Since the publication of the original paper, Birdwatch has evolved into Community Notes on X (formerly Twitter). While the core principles remain—crowdsourced fact-checking and cross-perspective agreement—the platform now uses additional algorithms and visibility rules (e.g., requiring diverse perspectives for notes to be shown publicly). This evolution reflects both the promise and the challenge of decentralized fact-checking systems.

As the author originally noted, and our replication confirms, key limitations persist:

Contributor imbalance: A few users still produce most notes, raising questions about representativeness and potential groupthink.
Ideological polarization: Notes on political or controversial topics often fail to achieve consensus, especially when users rate them as “opinionated” or “argumentative.”
Trust and perception: Community Notes, like Birdwatch, runs the risk of being misunderstood or distrusted by users who see them as biased or inconsistent.

Recommendations

Based on our replication and the evolution of Birdwatch into Community Notes on X, we suggest the following improvements:

Benchmark with Experts Compare Community Notes with professional fact-checkers (e.g., PolitiFact, Snopes) to assess alignment in accuracy, speed, and scope.

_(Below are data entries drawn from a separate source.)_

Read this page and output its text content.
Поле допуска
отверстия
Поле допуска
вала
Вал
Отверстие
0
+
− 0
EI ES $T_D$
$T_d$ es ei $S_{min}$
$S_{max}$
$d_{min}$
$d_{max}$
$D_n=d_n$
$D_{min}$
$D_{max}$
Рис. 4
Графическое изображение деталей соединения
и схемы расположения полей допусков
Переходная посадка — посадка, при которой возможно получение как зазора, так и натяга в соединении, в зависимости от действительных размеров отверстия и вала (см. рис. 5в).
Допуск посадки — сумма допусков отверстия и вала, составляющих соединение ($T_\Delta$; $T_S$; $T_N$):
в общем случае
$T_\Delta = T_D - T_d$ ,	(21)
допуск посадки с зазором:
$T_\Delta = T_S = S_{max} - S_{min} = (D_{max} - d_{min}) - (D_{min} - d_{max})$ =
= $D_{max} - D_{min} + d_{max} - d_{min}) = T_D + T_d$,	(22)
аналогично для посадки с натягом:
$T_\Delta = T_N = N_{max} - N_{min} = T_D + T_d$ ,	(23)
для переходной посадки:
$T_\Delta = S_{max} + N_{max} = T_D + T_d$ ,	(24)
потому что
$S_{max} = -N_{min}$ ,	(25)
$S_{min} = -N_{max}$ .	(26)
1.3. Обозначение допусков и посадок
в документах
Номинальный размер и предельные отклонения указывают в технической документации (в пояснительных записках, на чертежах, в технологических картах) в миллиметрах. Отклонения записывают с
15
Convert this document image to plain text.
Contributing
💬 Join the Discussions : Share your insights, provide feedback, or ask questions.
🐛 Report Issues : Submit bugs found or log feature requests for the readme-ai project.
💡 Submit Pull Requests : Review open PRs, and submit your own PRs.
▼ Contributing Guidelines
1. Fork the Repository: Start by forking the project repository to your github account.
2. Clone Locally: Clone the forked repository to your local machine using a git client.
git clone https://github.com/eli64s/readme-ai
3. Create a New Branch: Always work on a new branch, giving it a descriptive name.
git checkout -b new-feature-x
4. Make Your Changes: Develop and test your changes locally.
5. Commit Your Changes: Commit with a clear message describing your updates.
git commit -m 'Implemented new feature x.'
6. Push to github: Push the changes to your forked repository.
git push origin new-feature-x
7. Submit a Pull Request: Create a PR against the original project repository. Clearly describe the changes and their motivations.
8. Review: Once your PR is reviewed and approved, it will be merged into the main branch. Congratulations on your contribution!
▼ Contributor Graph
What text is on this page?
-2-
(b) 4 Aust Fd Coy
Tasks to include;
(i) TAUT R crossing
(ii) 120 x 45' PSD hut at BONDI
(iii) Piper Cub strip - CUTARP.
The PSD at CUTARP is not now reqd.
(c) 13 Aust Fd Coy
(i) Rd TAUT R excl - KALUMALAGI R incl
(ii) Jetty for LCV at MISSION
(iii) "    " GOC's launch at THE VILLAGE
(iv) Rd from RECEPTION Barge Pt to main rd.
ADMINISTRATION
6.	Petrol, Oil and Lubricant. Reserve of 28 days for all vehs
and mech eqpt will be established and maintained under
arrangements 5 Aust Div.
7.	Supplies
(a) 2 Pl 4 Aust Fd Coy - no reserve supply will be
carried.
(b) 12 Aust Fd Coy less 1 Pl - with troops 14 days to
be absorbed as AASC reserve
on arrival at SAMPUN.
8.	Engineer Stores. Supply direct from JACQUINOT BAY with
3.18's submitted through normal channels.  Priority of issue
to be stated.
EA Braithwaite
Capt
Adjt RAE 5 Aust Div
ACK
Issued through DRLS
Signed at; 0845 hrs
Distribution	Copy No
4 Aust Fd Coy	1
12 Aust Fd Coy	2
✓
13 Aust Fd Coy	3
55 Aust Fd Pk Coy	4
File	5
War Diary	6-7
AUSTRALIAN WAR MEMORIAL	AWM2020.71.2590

Improve Contributor Diversity Analyze ideological and demographic patterns in contributors to ensure a broader range of perspectives in note writing and rating.

Balance Participation Reduce reliance on “super-contributors” by introducing fair incentive systems to encourage wider, more representative engagement.

Handle Political Content Transparently Create clearer guidelines and consider showing multiple viewpoints for controversial topics rather than hiding notes that lack consensus.